When all that's left is waiting and wanting, I lay down in a borrowed bed. The ache so deep it feels eternal. The hunger of now bleeds into the hunger that's been. A soreness in the heart that came with every pack-up-and-move, all the what ifs. It's been around long enough, familiar but not like an old friend. Often it hides behind the busy moments of life, forgotten in the midst of living. In this quiet waiting it creeps back in to sit by the bed and keep watch.

For years, gaining experience, adding to a family, buying, learning and doing have felt like progress. But in the end the faith is still too green, the bed is still borrowed, and want is all too familiar. Isn't that what life is like, a borrowed bed? You come in bare and the bed you're laid in isn't one you bought. And the accumulation is an illusion. It's these moments, bereft, that the starkness stands out. Life is good and full of wonder, stars shine bright, hands hold, gifts are given. But when you stand face to face with a borrowed bed it all comes rushing back.

At least I have a bed to borrow, things to shove into a 10x10 unit, car to drive, food to eat, kids to hug, eyes to see. Why do I have this life?

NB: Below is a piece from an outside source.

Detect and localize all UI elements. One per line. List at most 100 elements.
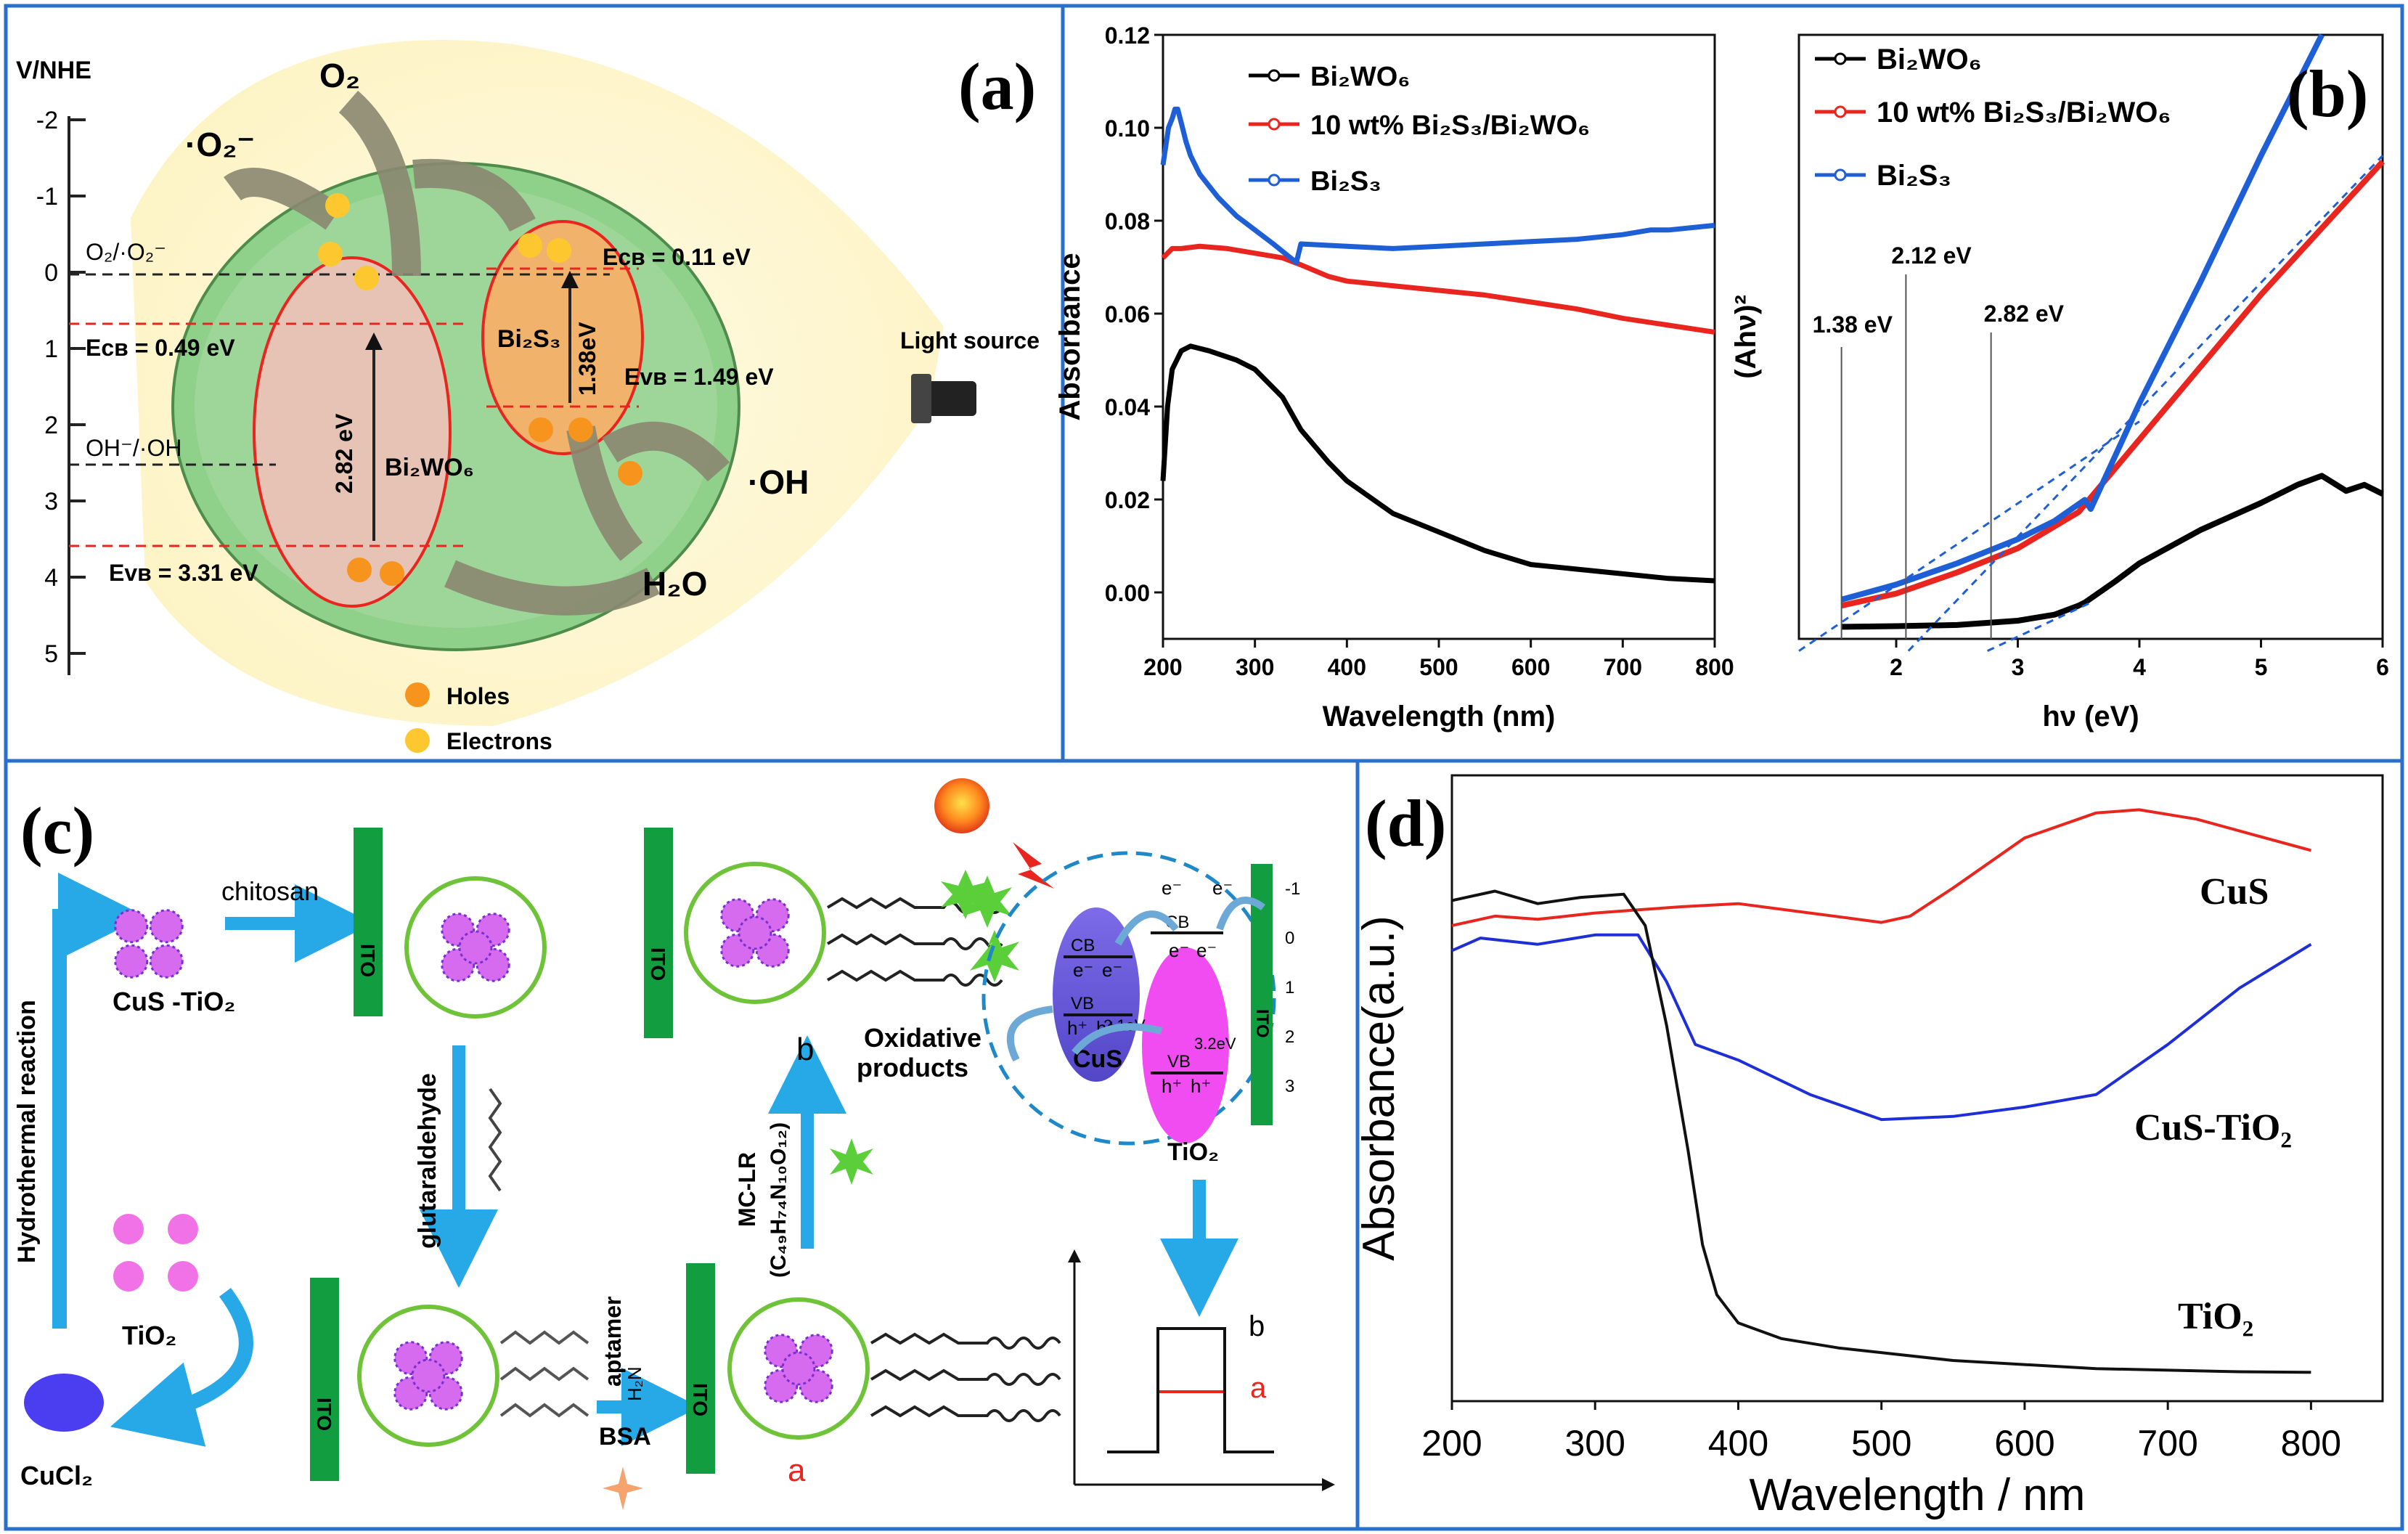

Why wasn't I born in the Sudan to usher innocence into pain and spend my days brushing the flies away. And yet I can't swallow the lump of loss down. The shiny dream of a work that mattered, vibrant as a rainbow, has shattered and lays as glass, only a broken jagged edged mirror of what it had been. Hope tries to float up like a bubble and I bat it away, not allowing it to form. I've been through that drill before and I flinch to go there again.

Could it be the pit of hunger I feel is the same soul hunger as the Sudanese mother, at least in origin if not in reality? I would never wish to trade places with her, ever. Yet, when stripped bare, is the ache of every heart not the same. Each soul a gaping hole of want, whether clothed in silk or in mud. And maybe the illusion of physical needs met only postpones the face to face of deep soul cry, “I want more”.

Laying on the borrowed bed I claw my way to obedience. I don't feel like worshiping, don't want to give thanks, but I do. Naming the gifts, reciting promises, asking for forgiveness, calling out in need, I flex spiritual muscles. I know I'll have to do it again and again and again. But obedience makes a way.

Later in the assembly, gathered to obey together, worship pours out. From pure lips, from scarred hearts, from dirty feet, from desperate hands, from joyful souls, all mingling together as perfume. It washes over me, that faithful sacrifice, and lifts up where my faith has faltered. Obedience has led me to a place where my ears can hear, the sound is sweet, it's life.

Light, a single ray, penetrates. Dispelling lies and sorrow and bitterness and self-pity. The cross is not for once, it's for every day. Eyes must see the gift, ears hear the call, heart know the words, again. The light of eternity falls across my borrowed bed dispelling self-pitying gloom. I come like the priests of old, into the Holy of Holy's, right up to the Mercy Seat, in the shadow of angel wings I bow.

In reality all beds are borrowed. All belongs to Him. I'm learning to grab hold of the golden moments, gifts every one, knowing one day all will be golden. A borrowed bed pushes me on to grab hold of more, more than what's seen. No golden moment is ever only that, nor the gray ones. Beauty and ugly, joy and pain mingle in this life. Only eternity justifies either. I'm living the hard worship, in the dark trust, until looking at his face faith becomes my sight.
Maybe you've had moments when nothing is enough. I think we were made that way, to be satisfied by nothing but Jesus. Even the satisfaction of good things in life is temporary. This world is not enough, because we were made for another one. Does your heart long for it's eternal home? How do you cling to hope in the hard times?